By Tracy Correa
FIVE POINTS — The tomato plants in this remote Fresno County field are no longer being flooded with surface water you can see. Instead, they are being targeted more efficiently with drip or micro irrigation underneath the soil.
This precise application of water goes directly to the plant site or roots. It’s viewed as a better way to water crops than flood irrigation because less water is flowing to non-growth areas surrounding the crops.
Officials from PG&E, Cal Poly San Luis Obispo, manufacturers and farmers gathered recently to learn more about this type of irrigating. The event at Great Harvest Farms in the small town of Five Points was also sponsored by the Bureau of Reclamation.
Saving water means saving energy and that’s why PG&E is here.
“What we’re trying to do, with PG&E’s help, of course, is to demonstrate to farmers that it’s possible to have a very efficient system using less energy,” said Cal Poly’s Charles Burt.
Micro irrigation also can help produce a better crop because the water goes right where the plant needs it — the roots.
“Your yields are so much better and the quality of the yields is so much better with drip micro if you manage it properly and have a good design – and that’s why people shift,” said Burt, chairman of the Irrigation Training and Research Center at Cal Poly.
Farmer Jeremy Freitas’ family-owned Freitas Farms about 30 miles from here already is using micro irrigation. Although the cost to switch to micro isn’t cheap, he said it’s worth it in the end — especially in areas like the Valley where water is in short supply.
“In my opinion, it’s probably the one no-brainer investment in ag today … is micro irrigation or drip irrigation,” said Freitas.
Not every crop is suitable for micro irrigation. And not every farmer can afford the thousands of dollars in upfront costs to convert.
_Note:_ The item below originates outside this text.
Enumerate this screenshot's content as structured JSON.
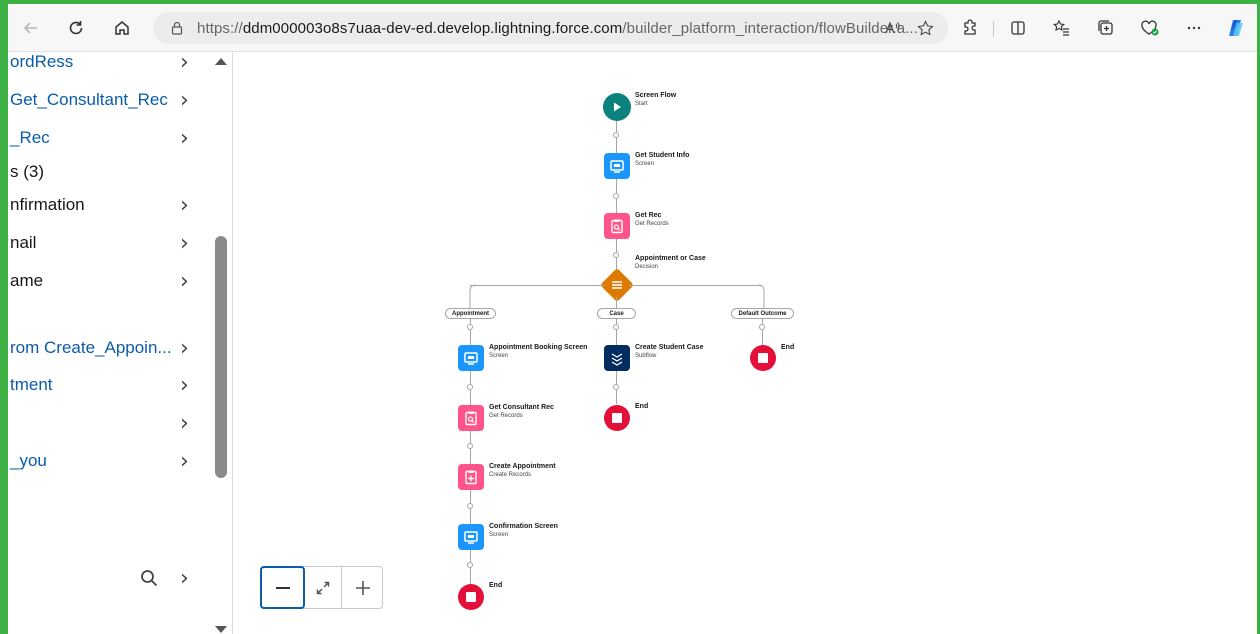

That’s why PG&E offers rebates and incentives to help defray the costs.
PG&E’s Harold Harris said it makes sense to encourage technology that can save save energy. And the Ag industry is a major part of PG&E’s service sector representing about 15 percent of all its non-residential revenue and about 90,000 accounts.
Simply put, micro irrigation is just smart business.
“Overall, it saves water for one thing and in some cases reduces pressure of the system itself. So, anytime you can reduce pressure and reduce the amount of water pumped you can save energy,” said Harris, an account manager in PG&E’s Energy Solutions and Service department.
And saving water and energy is important.
“In a perfect world, I think everyone would be on micro irrigation,” said Freitas.
Saving water, saving energy, a better yield… Everyone here agrees that micro-irrigation has growth potential.